Firewall – Difference Between NEW, ESTABLISHED, and RELATED Packets in iptables

firewalliptablespacket

Part of a firewall on a server :

iptables -A INPUT -p tcp --dport 22 -m state NEW --state -m recent --set

iptables -A INPUT -p tcp --dport 22 -m state --state NEW -m recent --update --seconds 100 --hitcount 10 -j DROP

When I search online I always see NEW being used in that rule but I'm having a hard time understanding why ESTABLISHED and RELATED aren't being used.

Like this :

iptables -A INPUT -p tcp --dport 22 -m state NEW,ESTABLISHED,RELATED --state -m recent --set

iptables -A INPUT -p tcp --dport 22 -m state --state NEW,ESTABLISHED,RELATED -m recent --update --seconds 100 --hitcount 10 -j DROP

Can someone explain to me when exactly a NEW packet changes into ESTABLISHED and RELATED ?

Best Answer

Consider a NEW packet a telephone call before the receiver has picked up. An ESTABLISHED packet is their, "Hello." And a RELATED packet would be if you were calling to tell them about an e-mail you were about to send them. (The e-mail being RELATED.)

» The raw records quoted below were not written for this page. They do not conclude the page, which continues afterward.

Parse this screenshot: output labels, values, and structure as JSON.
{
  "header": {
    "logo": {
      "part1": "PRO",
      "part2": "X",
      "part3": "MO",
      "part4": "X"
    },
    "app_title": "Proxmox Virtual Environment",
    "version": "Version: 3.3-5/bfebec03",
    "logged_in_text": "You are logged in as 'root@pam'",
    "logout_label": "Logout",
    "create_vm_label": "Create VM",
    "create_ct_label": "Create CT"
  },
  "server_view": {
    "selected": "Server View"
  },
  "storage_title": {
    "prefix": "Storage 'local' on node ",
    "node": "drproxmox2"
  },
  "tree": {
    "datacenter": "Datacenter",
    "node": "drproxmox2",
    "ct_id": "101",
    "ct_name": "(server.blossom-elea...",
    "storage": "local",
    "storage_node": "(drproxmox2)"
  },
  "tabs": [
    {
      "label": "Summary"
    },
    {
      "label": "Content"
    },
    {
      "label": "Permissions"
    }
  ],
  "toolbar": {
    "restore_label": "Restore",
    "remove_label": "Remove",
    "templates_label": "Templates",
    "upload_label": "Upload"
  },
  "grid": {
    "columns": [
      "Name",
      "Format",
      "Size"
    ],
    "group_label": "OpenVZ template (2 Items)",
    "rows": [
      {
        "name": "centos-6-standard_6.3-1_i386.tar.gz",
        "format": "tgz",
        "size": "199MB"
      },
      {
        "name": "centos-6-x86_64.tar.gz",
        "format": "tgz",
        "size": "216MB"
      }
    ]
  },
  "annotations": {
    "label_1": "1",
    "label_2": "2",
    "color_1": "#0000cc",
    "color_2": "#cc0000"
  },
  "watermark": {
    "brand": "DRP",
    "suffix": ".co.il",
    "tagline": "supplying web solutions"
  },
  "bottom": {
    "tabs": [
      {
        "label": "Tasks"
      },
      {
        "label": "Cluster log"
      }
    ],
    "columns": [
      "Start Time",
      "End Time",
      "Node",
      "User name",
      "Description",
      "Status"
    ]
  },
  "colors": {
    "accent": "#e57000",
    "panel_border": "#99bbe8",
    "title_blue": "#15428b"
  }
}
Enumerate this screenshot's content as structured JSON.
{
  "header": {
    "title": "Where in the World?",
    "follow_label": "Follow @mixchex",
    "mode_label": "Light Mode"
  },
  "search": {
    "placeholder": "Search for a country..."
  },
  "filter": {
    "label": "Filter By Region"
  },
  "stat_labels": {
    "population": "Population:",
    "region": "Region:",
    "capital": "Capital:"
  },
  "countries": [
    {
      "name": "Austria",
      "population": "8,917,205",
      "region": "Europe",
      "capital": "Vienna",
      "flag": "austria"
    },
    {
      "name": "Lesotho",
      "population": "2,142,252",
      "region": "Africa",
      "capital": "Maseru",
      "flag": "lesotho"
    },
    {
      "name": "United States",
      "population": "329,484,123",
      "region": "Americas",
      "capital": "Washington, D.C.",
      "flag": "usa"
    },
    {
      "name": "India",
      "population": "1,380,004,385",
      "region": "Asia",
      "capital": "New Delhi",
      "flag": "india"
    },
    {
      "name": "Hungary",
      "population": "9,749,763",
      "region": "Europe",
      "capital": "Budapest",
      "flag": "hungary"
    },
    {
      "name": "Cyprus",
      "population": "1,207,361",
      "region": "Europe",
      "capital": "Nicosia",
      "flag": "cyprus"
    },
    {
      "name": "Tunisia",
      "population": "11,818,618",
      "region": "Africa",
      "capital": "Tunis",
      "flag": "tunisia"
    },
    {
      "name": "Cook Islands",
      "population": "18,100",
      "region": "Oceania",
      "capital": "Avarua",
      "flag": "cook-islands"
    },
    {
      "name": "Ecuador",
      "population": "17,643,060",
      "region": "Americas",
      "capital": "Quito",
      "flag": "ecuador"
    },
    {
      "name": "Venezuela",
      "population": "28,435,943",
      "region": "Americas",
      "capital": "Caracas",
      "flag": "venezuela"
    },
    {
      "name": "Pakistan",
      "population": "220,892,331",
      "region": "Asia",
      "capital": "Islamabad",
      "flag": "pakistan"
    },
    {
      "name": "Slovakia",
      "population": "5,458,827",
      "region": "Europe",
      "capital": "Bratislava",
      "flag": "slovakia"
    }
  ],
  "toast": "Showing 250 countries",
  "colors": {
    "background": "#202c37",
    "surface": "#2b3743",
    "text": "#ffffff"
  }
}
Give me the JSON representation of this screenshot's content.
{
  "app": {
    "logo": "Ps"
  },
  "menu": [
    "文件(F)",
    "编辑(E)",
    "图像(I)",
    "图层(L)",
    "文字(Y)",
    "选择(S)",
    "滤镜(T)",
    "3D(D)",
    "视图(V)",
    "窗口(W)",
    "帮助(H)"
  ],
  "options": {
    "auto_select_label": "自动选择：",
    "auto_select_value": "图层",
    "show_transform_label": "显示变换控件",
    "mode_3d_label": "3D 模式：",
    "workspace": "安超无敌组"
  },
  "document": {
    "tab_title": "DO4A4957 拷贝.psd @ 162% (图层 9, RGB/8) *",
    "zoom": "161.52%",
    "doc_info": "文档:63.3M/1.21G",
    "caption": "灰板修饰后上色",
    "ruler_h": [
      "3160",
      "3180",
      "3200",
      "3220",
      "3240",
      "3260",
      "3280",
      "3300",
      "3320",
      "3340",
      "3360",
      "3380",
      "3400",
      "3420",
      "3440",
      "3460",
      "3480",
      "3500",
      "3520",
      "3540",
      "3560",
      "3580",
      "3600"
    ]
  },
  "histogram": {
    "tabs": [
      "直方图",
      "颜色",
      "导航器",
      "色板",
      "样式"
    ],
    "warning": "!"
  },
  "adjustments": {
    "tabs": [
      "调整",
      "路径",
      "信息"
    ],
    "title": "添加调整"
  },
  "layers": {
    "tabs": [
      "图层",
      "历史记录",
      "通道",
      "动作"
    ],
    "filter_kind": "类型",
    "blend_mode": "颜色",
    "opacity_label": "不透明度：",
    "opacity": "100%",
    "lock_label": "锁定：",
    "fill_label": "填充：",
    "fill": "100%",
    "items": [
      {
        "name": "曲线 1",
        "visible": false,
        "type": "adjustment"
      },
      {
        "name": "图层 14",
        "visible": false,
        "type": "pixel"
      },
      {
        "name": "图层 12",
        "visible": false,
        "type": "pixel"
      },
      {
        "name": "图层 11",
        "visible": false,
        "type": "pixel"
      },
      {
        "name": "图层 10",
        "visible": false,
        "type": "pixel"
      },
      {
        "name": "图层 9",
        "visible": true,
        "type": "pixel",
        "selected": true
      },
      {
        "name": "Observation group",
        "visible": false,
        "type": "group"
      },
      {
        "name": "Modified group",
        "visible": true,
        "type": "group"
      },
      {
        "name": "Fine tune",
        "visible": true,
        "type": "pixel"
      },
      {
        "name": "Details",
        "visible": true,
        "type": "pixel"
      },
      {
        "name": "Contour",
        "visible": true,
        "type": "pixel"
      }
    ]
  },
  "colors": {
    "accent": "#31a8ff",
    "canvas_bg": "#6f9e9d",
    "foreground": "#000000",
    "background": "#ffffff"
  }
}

In case my analogy isn't so great, I personlly think the man pages handles it well:

NEW -- meaning that the packet has started a new connection, or otherwise associated with a connection which has not seen packets in both directions, and

ESTABLISHED -- meaning that the packet is associated with a connection which has seen packets in both directions,

RELATED -- meaning that the packet is starting a new connection, but is associated with an existing connection, such as an FTP data transfer, or an ICMP error.